Looking to get third-party data in or out of PostHog? Check out the data pipelines docs.
PostHog has many tools to manage all your data. These tools can be found in the data management and people tabs.
Events
The Events tab contains a list of all the different events captured into your PostHog instance. They are sortable by name, last seen, and type (custom vs default).
Each event also contains the top custom properties for that event including their type, tags, and an example.
Event details
Clicking on an event from this list shows more details about it, such as:
- An editable description
- The raw event name
- First and last seen dates
- Top custom properties
- Matching events
Clicking the Edit button in the top right enables you to edit the description, tags, and verification status. You can see and edit the description, tags, and verification status wherever you use this in PostHog, such as insights.
This is useful for keeping track of what data is up-to-date and relevant.
Actions
The actions tab contains a list of all created actions. They are sortable by name, who created them, creation date, and whether they post to a webhook.

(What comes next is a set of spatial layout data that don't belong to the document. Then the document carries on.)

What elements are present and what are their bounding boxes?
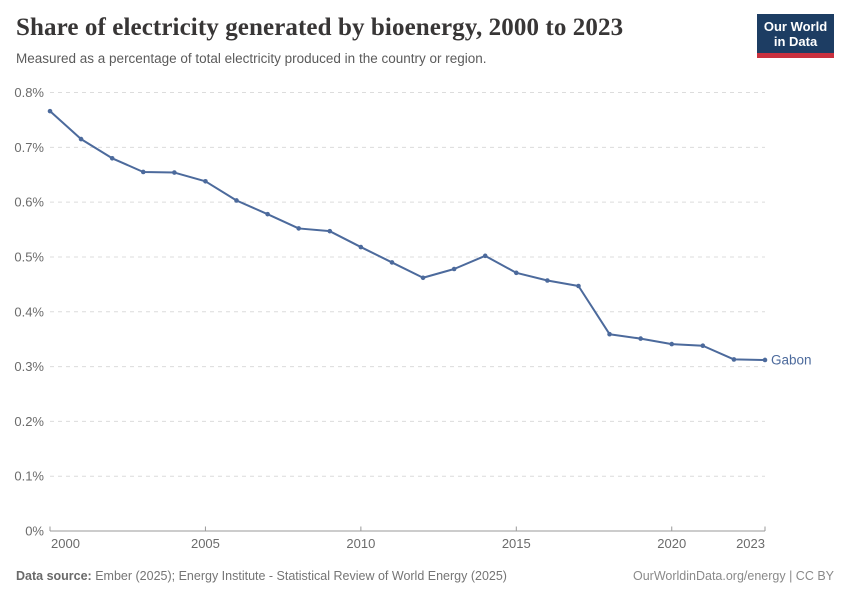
data-point-marker[interactable] xyxy=(607,331,612,337)
data-point-marker[interactable] xyxy=(203,178,208,184)
series-entity-label[interactable]: Gabon xyxy=(771,352,812,367)
y-axis-tick-label: 0.3% xyxy=(14,359,44,374)
x-axis-tick-label: 2023 xyxy=(736,536,765,551)
chart-title: Share of electricity generated by bioene… xyxy=(16,14,624,41)
y-axis-tick-label: 0.7% xyxy=(14,140,44,155)
x-axis-tick-label: 2005 xyxy=(191,536,220,551)
chart-header: Share of electricity generated by bioene… xyxy=(16,13,740,67)
data-source-text: Ember (2025); Energy Institute - Statist… xyxy=(95,569,507,583)
y-axis-tick-label: 0.4% xyxy=(14,304,44,319)
y-axis-tick-label: 0% xyxy=(25,524,44,539)
logo-accent-bar xyxy=(757,53,834,58)
data-point-marker[interactable] xyxy=(47,108,53,114)
data-source-note: Data source: Ember (2025); Energy Instit… xyxy=(16,568,507,584)
data-point-marker[interactable] xyxy=(482,253,488,259)
data-point-marker[interactable] xyxy=(327,228,333,234)
owid-logo-box: Our World in Data xyxy=(757,14,834,53)
data-point-marker[interactable] xyxy=(109,155,115,161)
series-line xyxy=(49,110,766,361)
owid-logo: Our World in Data xyxy=(757,14,834,58)
chart-footer: Data source: Ember (2025); Energy Instit… xyxy=(16,568,834,584)
data-point-marker[interactable] xyxy=(576,283,581,289)
x-axis-tick-label: 2010 xyxy=(346,536,375,551)
owid-logo-line1: Our World xyxy=(763,19,828,34)
y-axis-tick-label: 0.6% xyxy=(14,195,44,210)
y-axis-tick-label: 0.1% xyxy=(14,469,44,484)
data-point-marker[interactable] xyxy=(638,336,643,341)
data-point-marker[interactable] xyxy=(358,244,364,250)
data-source-label: Data source: xyxy=(16,569,92,583)
owid-logo-line2: in Data xyxy=(773,34,818,49)
data-point-marker[interactable] xyxy=(265,211,270,217)
data-point-marker[interactable] xyxy=(389,260,395,265)
credit-link[interactable]: OurWorldinData.org/energy | CC BY xyxy=(632,569,834,583)
data-point-marker[interactable] xyxy=(420,275,426,281)
y-axis-tick-label: 0.8% xyxy=(14,85,44,100)
data-point-marker[interactable] xyxy=(234,198,239,203)
data-point-marker[interactable] xyxy=(140,169,146,175)
data-point-marker[interactable] xyxy=(296,226,301,231)
data-point-marker[interactable] xyxy=(451,266,457,272)
x-axis-tick-label: 2020 xyxy=(657,536,686,551)
x-axis-tick-label: 2015 xyxy=(502,536,531,551)
data-point-marker[interactable] xyxy=(700,343,706,349)
data-point-marker[interactable] xyxy=(669,341,675,347)
data-point-marker[interactable] xyxy=(514,270,519,276)
chart-subtitle: Measured as a percentage of total electr… xyxy=(16,51,487,66)
data-point-marker[interactable] xyxy=(762,357,768,363)
x-axis-tick-label: 2000 xyxy=(51,536,80,551)
y-axis-tick-label: 0.2% xyxy=(14,414,44,429)
data-point-marker[interactable] xyxy=(78,136,84,142)
y-axis-tick-label: 0.5% xyxy=(14,249,44,264)
data-point-marker[interactable] xyxy=(172,170,177,175)
data-point-marker[interactable] xyxy=(545,278,550,283)
data-point-marker[interactable] xyxy=(731,357,737,362)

The list also contains the action type, description, and tags. Clicking on an action takes you to that action's details page where you can edit it.
Properties
The properties tab contains a list of event, person, and group properties that have been captured into your PostHog instance. They are sortable by name and each listing also contains their type and tags.
Annotations
The annotations tab enables you to create and edit annotations. These enable you to add written notes to specific dates and times that show insights and dashboards.
You can also sort by date and time, scope (project), creator, and creation date.
History
The history tab contains a log of all the changes to events description, property descriptions, tags, verifications, and deletions.
Ingestion warnings
Sometimes PostHog runs into problems during ingestion due to incorrect or suboptimal usage of PostHog. For example, if you capture an event with a generic ID like null
, PostHog doesn't ingest it.
If this happens, we do our best to still ingest the event and we log an ingestion warning.
See ingestion warnings docs for a complete list.
Database (beta)
The database tab shows a list of the tables in your PostHog instance. You can then query the supported tables using HogQL.